Curries

The Tashkent Files

October 31, 2025

Rashomon

Rashomon (1950) by Akira Kurosawa is a classic that examines truth. A murder is described by four witnesses: a bandit, a samurai’s wife, a woodcutter, and the dead samurai himself. Each version is different. Kurosawa explores how truth changes when seen from different perspectives and motives.

Timur

A few weeks ago, I was returning from the Bukhara Biennale and had a few hours to while away in Tashkent. Next to my hotel was the Amir Timur Museum. I vaguely recalled his attack on Delhi and the massacres that followed.

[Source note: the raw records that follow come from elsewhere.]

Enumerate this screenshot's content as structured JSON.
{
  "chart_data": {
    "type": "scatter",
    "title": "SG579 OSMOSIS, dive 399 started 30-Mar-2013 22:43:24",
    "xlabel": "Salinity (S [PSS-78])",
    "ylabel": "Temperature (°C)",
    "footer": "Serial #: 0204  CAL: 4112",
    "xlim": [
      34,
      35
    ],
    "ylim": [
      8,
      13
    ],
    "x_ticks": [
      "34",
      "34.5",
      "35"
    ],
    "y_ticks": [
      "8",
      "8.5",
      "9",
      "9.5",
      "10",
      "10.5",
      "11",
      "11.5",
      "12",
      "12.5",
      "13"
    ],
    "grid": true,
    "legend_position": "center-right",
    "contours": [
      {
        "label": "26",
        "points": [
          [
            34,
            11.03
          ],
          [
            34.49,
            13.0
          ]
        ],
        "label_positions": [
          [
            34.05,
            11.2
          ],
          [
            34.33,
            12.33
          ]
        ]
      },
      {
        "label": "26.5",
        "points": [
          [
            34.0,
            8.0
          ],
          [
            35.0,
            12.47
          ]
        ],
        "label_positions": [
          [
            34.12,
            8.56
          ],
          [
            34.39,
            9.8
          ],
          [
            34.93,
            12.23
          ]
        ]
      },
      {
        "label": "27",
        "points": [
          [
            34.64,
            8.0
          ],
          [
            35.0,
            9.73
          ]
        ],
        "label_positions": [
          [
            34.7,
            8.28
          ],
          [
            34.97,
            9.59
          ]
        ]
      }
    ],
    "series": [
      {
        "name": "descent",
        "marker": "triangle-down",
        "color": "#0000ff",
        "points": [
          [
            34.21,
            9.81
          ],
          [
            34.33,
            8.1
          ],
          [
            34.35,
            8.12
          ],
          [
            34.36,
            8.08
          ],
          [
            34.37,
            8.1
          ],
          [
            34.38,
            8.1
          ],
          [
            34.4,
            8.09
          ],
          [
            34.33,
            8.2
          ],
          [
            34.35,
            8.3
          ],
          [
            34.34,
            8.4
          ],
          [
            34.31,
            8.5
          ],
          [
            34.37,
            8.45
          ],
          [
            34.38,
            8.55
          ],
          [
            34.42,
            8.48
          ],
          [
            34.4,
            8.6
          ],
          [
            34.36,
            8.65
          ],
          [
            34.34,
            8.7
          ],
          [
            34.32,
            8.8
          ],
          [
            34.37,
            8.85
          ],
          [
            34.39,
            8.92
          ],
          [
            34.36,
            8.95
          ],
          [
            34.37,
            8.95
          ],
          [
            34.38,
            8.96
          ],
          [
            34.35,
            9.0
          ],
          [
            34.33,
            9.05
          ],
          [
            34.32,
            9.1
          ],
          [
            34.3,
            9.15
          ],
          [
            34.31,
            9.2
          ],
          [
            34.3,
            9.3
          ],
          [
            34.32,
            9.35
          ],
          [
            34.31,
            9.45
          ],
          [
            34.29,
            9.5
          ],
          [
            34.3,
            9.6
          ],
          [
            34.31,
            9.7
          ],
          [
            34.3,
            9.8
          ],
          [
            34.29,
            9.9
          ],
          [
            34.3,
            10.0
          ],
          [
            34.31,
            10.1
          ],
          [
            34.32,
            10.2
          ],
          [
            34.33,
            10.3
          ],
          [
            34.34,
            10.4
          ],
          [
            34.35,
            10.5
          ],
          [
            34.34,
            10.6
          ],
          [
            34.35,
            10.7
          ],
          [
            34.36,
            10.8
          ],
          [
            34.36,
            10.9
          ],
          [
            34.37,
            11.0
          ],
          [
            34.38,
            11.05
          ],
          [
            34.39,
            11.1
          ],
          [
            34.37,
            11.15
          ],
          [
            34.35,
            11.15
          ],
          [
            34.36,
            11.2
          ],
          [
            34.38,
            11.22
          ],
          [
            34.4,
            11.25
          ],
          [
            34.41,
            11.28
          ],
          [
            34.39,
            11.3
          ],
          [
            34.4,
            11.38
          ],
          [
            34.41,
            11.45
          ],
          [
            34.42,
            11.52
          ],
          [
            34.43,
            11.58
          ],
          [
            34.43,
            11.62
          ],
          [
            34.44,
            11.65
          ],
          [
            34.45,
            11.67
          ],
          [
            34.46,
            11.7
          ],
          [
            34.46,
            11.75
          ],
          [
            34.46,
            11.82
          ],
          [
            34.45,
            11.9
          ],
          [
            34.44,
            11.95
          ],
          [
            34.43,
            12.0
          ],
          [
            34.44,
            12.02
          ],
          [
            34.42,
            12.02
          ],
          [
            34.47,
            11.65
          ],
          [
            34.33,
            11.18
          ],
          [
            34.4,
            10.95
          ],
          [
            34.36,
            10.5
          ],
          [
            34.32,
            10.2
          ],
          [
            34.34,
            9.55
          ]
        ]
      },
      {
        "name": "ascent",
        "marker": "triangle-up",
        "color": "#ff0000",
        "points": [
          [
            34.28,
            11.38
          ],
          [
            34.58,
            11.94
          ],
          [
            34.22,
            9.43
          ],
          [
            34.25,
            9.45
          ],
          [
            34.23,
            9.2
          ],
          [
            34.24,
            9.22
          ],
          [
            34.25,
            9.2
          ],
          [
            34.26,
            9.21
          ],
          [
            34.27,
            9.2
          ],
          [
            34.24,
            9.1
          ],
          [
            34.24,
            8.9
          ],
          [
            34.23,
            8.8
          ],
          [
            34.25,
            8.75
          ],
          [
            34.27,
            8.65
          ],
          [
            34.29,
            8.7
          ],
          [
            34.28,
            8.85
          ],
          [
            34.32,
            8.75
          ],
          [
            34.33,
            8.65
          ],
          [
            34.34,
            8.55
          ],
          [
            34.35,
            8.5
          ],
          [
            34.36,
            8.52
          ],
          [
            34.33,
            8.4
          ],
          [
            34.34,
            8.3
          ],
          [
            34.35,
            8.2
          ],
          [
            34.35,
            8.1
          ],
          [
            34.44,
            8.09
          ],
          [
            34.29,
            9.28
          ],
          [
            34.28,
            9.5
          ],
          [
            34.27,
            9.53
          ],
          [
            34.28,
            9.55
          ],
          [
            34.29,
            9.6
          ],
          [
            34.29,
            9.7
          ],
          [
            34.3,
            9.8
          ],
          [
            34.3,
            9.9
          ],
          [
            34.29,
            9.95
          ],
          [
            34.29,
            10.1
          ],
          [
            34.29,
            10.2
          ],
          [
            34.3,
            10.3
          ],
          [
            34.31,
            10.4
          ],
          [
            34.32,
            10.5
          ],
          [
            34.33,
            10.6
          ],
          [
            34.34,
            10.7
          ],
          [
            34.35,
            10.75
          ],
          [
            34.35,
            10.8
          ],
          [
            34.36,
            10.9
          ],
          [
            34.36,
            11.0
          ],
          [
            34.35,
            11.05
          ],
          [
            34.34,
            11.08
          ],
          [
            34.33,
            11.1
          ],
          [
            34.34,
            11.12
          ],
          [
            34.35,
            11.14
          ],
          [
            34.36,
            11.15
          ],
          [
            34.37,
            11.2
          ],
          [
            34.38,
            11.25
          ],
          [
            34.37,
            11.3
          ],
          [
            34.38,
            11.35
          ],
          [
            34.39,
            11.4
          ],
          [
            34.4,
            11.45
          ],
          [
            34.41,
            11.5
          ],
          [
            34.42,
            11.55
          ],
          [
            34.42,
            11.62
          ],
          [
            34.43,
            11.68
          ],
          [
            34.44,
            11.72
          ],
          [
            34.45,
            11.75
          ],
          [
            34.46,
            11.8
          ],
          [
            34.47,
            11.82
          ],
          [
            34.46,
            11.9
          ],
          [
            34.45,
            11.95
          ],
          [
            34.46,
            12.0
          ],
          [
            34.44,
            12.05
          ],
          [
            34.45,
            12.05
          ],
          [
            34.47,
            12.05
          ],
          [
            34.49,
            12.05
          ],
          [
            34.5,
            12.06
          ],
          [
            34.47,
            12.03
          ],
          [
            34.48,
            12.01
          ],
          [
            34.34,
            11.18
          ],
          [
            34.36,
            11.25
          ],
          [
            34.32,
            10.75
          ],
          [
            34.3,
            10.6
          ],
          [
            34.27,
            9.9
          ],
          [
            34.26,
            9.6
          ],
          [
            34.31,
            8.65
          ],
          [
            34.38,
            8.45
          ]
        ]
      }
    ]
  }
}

Wondering how he and his conquests would be portrayed, I decided to visit the museum.

It was then I realized that he was designated the Father of Uzbekistan and celebrated as a renaissance man. It struck me that even here there was a Rashomon-like situation with four perspectives on the same figure or his legacy.

1. Marxists in the USSR

Under Soviet rule, Timur was depicted as a feudal warlord and a symbol of oppression. Marxists viewed his life through the lens of class struggle and exploitation.

2. Nationalists in Uzbekistan

After the collapse of the USSR, nationalists in Uzbekistan remade him as their father of the nation. Textbooks were rewritten, statues were installed, and a museum was built to honor his legacy. He is now seen as the builder of their nation, a patron of art, science, and architecture, and a unifier of Central Asia.

If the Soviets used him to condemn power and oppression, the Uzbeks used him to construct their identity.

3. Marxists in India

Funnily, in India, the same Marxist lens that condemned Timur in Moscow glorified his descendants in Delhi. The Mughals, Babur, Akbar, and Aurangzeb were portrayed as enlightened rulers who shaped a “composite culture.” Each one of the rulers had a separate chapter describing their rule in the history books. However, their temple destructions, forced conversions, and genocides were either ignored or made “contextual.” Other local kings like the Cholas, the Marathas, and the Vijayanagara rulers were consigned to a paragraph.

4. Nationalists in India

When the current nationalist government came to power in 2014, everyone expected that the history books would be revamped. For the first two terms, nothing changed. The education minister even took pride in saying that not a single sentence in old textbooks have been changed. Only during the third term have we begun to see change. The Mughals are now being correctly portrayed, and long-ignored kingdoms are finally being given their due. The Marxist cataract that blinded the previous governments is now removed and a slow process has begun to present a more accurate perspective. We have yet to see how much the pendulum will swing to the other side leading in turn to an accusation of ideological bias from the Left

5. Launch of Grokpedia

The launch of Grokpedia last week brought to light the ideological bias within Wikipedia. Many people on the Right have earlier spoken about being unable to make changes to their own pages. Editors with Marxist leanings routinely prevent edits that challenge their worldview.

Now, however, we have an alternative with Grokpedia, a new platform powered by AI. Comparisons of some of the pages between Wikipedia and Grokpedia show the Marxist/Leftist slant that Wikipedia has.

Conclusion

I wonder whether technology and AI can truly solve the problem of discovering truth and presenting it objectively without any ideological bias be it Right or Left. I guess it will take both technology and competition. Any monopoly, by its very nature, in spite of the best intentions, will drift towards an ideological bias, whether Left or Right. Google, whose motto once was “Don’t be evil,” manipulates search results based on the ideology of the few engineers running it. Thankfully, we now have multiple players and competition in search.

As I walked out of the museum, I saw a washroom. I went in and expressed my peaceful protest.